My Lovely Anjali
It is October of 1939 and Adolf Hitler has issued a directive "for expanding the authority of physicians…so that patients considered incurable, according to the best available human judgment of their state of health, can be granted a mercy killing", thus establishing a legal and medical mandate for justifying the murder of those with lives “unworthy of living”.
People with mental and physical disabilities were among the first minority groups targeted for mass murder under the Nazi T-4 or Euthanasia Program in the year 1939.
In total, 70,273 people with disabilities were killed at the ‘euthanasia’ centers between January 1940 and August 1941 before the program was “officially” halted…but continued in secret.
Infants were systematically starved to death. Patients were murdered at hospitals, and medical facilities were weaponized to become instruments of mass murder.
The Nazi regime disregarded the humanity of these individuals looking upon them as defective products because of their disability, rather than as living, breathing human beings. They viewed those individuals as “other” or “subhuman” and spread propaganda to that effect.
Flashforward to 2023.
We have made a lot of progress between now and then. But it was only less than 100 years ago that Hitler had deemed those with mental and physical disabilities as “useless” and “unworthy of living”, and while a lot of things have changed for the better, society still struggles to recognize people with disability, particularly those with mental disabilities, as people first. That instinct or tendency to immediately label and stigmatize individuals with disabilities as something other, is still present.
I recently watched the movie Anjali, that perfectly captured that sentiment. My mother had watched the movie more than thirty years ago when it was first released, and it had left quite an impression on her. She recommended that I watch it over my break.
Simply put, Anjali is the story of a little girl and her relationship with her family, friends and community, except that Anjali is born with a mental disability. In 1939 Nazi Germany, 50 years prior to the movie’s release, her character would have been deemed unworthy of life and left to starve to death at the hospital.
The movie Anjali held up a mirror to society’s darker impulses, emphasizing the challenges faced by families as they raise their children in a prejudiced society where a child with a disability is seen as a mark of shame rather than a source of joy.
A society where people will carelessly refer to a child as that “pagal ladki” or “mad girl”. A society that will not hesitate to ostracize a child from playing with friends because of misplaced fear of contagion of her disability.

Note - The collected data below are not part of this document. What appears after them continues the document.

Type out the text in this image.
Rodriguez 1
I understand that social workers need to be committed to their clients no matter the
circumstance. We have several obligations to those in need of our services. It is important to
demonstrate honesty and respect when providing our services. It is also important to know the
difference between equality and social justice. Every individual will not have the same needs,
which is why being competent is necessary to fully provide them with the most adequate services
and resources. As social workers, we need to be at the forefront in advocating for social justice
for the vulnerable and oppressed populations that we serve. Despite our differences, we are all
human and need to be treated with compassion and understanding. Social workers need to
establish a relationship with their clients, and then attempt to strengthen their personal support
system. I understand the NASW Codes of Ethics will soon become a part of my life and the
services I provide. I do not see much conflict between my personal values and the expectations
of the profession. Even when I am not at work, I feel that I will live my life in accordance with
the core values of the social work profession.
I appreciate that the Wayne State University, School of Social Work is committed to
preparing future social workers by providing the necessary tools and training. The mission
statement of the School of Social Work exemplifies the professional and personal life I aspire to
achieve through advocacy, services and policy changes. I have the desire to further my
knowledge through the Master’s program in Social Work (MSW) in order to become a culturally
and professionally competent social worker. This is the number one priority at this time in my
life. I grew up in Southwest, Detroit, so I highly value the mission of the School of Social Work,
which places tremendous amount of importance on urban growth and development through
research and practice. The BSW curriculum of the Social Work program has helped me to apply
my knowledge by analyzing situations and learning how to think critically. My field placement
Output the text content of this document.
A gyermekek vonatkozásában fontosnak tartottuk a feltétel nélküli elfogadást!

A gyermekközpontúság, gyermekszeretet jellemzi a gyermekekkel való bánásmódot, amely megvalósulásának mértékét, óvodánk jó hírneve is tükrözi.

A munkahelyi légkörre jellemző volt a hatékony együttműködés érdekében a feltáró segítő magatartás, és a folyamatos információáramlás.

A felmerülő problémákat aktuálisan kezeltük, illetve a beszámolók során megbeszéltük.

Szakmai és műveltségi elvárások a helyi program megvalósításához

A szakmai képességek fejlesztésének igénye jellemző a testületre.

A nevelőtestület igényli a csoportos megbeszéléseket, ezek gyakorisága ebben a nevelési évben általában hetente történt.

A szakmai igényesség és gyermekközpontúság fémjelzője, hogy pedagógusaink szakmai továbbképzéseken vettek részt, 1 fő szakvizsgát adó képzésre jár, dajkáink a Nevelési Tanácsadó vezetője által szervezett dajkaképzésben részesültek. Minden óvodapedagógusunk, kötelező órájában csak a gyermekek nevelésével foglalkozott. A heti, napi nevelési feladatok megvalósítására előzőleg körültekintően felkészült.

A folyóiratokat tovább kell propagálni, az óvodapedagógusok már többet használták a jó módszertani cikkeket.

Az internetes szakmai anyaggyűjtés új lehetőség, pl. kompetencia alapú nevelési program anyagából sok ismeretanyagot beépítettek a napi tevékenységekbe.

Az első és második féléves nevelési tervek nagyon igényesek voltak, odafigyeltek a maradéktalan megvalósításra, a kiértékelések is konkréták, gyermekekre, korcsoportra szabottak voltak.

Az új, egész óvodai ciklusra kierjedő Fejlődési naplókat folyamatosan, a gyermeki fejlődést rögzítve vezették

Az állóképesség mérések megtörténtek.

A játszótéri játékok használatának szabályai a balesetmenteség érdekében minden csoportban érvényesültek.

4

Anjali, released three decades ago held up a mirror to society that unfortunately still holds true today in many ways. Even now, society will not hesitate to label and stigmatize another individual simply because they think, and act in a manner different from everyone else.
What set Anjali apart though was that it also showed what happens when people stop seeing just the label and start seeing the “person” behind the label.
Anjali was always Anjali. Not the girl with a disability or that “pagal ladki” (mad girl). She is not defined by her mental disability. It takes time but the audience along with her family and community learn to see Anjali as an innocent child like any other. We see her go from being known as that girl in her community to being christened as “our lovely Anjali baby”.
The children’s first impression of Anjali was founded out of the sheer ignorance, pop culture of their day and their parents’ hushed gossip about this girl in the neighborhood which permeated into the broader mockery and torment of Anjali as a “pagal ladki”.
However, when Anjali’s brother introduced her to the children as a potential new friend, they took the time to actually see this lovely child, rather than the label of “madness” and stereotypes they had liberally and ignorantly associated with Anjali. Anjali was now their playmate, their friend, and their fellow partner in mischief.
The children are devastated and mourn her death as that of their dear friend. Over the course of the movie, her community learned to see Anjali as who she was. As Anjali.
Too often, the media chooses to define the entirety of an individual by their mental disability often presenting a distorted and extreme image that only serves to perpetuate prejudice. The individuals is forgotten.
What’s more is that the depiction of mental disability and mental illness for that matter in media can have a profound impact on how society views individuals with mental disability. The Nazis used popular media (radio, newspapers, cinema, literature) to great effect to perpetuate the stigma of disability and illness to carry out their crimes. Cinematic depictions of mental illness have profound and lasting implications in the real world. What we see influences how we think and ultimately how we act.
Anjali reminds us that there is a person behind that label of “mad”, “retarded”, “pagal” – a living breathing human being with their own unique personalities, experiences, joys and pains. Anjali reminds us that 70, 273 is not just another statistic from the Nazi era. That number not only emphasizes the living, breathing individuals, who were deprived of their right to life, but it also describes what the world lost - how we were all robbed of the opportunity to live with, and enjoy the love and uniqueness of so many.